Most of us feel, intuitively, that we do remain the same person from decade to decade. But how can that be if our bodies aren’t the same? Why do we feel this continuity so strongly? One big reason is because of our memories. The bio-bits come and go, but the pattern of information coursing through our brains remains largely consistent. In a fundamental way, then, we are our memories.

Yet, few of us really understand how memory works. We rely on misleading analogies or folk theories, or we simply remain oblivious and take it all for granted: memories bubble up so easily inside us, so effortlessly, that we rarely pause to consider just what a miracle they are.

Well, no more. After reading Adventures in Memory, you’ll fully appreciate what a complex, beautiful, and intricate thing memory is. Indeed, in the hands of Hilde and Ylva Østby, memory is more than a simple repository of our selves. It’s a creative force—something dynamic that actively shapes our thinking. It has all the rich, layered complexity of human beings themselves.

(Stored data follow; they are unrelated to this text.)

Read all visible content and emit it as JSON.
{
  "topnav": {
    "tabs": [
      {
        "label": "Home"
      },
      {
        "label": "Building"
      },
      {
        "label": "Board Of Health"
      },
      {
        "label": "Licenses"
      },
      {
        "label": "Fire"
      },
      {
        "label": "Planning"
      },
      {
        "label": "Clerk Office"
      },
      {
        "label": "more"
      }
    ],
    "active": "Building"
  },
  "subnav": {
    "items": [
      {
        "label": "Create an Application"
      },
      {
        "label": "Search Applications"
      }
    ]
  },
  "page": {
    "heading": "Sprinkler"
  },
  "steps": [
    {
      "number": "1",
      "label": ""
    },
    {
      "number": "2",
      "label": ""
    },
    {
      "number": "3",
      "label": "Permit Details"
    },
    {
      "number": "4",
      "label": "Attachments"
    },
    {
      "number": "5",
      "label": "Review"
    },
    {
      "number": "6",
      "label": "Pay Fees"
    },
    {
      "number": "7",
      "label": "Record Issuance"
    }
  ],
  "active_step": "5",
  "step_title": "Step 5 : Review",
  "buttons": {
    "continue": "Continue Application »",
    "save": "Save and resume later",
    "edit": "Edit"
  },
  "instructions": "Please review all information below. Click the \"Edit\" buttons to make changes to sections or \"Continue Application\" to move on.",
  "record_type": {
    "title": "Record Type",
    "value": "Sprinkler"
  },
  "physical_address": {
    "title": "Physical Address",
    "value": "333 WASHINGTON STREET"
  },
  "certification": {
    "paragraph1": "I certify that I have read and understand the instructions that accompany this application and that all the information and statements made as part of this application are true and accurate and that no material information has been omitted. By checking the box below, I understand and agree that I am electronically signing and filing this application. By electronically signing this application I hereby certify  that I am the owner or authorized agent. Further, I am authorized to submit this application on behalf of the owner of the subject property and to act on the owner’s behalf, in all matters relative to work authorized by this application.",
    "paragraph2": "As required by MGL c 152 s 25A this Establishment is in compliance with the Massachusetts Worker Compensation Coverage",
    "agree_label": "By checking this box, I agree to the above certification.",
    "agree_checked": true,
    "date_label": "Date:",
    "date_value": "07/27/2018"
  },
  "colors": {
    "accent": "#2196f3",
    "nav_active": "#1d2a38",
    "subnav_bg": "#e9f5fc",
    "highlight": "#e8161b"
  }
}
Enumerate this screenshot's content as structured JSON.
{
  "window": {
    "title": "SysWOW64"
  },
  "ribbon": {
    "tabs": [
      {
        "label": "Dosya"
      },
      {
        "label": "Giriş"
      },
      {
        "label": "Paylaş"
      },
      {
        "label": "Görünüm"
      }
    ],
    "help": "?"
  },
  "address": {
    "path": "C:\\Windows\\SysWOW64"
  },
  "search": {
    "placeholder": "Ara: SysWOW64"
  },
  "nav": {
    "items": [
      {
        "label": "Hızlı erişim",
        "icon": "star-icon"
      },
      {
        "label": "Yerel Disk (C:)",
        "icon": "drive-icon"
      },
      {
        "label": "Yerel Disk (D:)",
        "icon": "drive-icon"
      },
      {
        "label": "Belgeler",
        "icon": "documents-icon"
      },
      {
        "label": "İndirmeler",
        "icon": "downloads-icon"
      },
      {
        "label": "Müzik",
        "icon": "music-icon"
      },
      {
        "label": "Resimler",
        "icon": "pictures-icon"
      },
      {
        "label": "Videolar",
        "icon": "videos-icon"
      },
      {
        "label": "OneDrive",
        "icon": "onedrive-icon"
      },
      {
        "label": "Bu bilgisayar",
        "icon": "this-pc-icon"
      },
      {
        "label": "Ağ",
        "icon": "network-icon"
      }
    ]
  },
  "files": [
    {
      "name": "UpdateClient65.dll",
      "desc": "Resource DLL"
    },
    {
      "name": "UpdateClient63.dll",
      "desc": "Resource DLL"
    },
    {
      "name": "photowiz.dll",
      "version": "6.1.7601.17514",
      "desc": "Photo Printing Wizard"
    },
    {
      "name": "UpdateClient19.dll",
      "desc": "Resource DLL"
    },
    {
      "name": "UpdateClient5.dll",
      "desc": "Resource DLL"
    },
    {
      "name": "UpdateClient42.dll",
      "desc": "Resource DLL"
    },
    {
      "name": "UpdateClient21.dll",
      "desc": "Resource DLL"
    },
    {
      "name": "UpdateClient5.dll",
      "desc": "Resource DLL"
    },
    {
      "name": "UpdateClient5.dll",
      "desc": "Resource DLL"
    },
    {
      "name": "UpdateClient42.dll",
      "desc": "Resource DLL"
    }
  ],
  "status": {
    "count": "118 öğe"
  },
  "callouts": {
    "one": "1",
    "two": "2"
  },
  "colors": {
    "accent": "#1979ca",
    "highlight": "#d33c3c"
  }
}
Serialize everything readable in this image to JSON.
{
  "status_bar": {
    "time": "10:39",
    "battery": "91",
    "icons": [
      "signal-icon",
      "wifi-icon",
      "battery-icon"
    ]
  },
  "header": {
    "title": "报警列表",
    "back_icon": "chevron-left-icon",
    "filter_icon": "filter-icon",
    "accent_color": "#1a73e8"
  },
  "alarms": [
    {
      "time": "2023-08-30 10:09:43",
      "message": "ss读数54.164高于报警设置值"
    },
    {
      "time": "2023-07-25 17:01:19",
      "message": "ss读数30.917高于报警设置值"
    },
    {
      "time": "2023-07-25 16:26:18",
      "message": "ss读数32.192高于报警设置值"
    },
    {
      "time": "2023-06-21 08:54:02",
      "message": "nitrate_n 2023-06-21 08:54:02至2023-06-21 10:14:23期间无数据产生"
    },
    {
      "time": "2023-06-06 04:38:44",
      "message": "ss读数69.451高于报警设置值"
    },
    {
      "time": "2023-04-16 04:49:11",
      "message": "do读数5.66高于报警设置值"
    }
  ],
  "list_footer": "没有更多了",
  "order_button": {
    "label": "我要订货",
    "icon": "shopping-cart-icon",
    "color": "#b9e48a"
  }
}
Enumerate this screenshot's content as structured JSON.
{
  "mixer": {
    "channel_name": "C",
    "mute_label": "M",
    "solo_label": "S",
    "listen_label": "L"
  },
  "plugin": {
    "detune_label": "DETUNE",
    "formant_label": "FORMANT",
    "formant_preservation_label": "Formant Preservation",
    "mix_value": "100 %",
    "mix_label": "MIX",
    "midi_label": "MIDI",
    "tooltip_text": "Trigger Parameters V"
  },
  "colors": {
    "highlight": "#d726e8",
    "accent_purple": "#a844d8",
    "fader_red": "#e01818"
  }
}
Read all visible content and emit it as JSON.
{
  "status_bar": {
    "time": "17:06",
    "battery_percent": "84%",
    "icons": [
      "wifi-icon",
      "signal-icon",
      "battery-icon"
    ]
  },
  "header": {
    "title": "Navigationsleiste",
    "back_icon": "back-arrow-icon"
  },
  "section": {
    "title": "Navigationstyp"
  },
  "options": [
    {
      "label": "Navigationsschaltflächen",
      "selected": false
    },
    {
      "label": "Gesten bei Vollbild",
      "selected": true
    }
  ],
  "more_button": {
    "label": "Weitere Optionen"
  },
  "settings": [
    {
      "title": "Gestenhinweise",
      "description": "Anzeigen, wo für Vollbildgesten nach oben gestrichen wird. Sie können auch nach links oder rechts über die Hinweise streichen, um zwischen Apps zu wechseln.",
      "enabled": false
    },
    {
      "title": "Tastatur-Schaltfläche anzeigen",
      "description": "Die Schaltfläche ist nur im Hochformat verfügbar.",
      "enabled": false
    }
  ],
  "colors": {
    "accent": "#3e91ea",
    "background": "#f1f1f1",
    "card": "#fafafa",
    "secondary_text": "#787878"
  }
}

What makes the book unique is the double-barreled perspective the Østby sisters bring. Unlike, say, electrons or black holes, memory is both an objective and a subjective phenomenon. We need to understand the neurotransmitters and electrical firing patterns involved, but memory is a lived thing too. We need both sides—in other words, the literary and the scientific—to make sense of memory. It’s therefore reassuring to know that Hilde Østby is a novelist and her sister Ylva a neuroscientist. Imagine if another sibling pair—William James the famous psychologist and Henry James the brilliant novelist—had combined forces, and you can see what a valuable perspective this combination provides.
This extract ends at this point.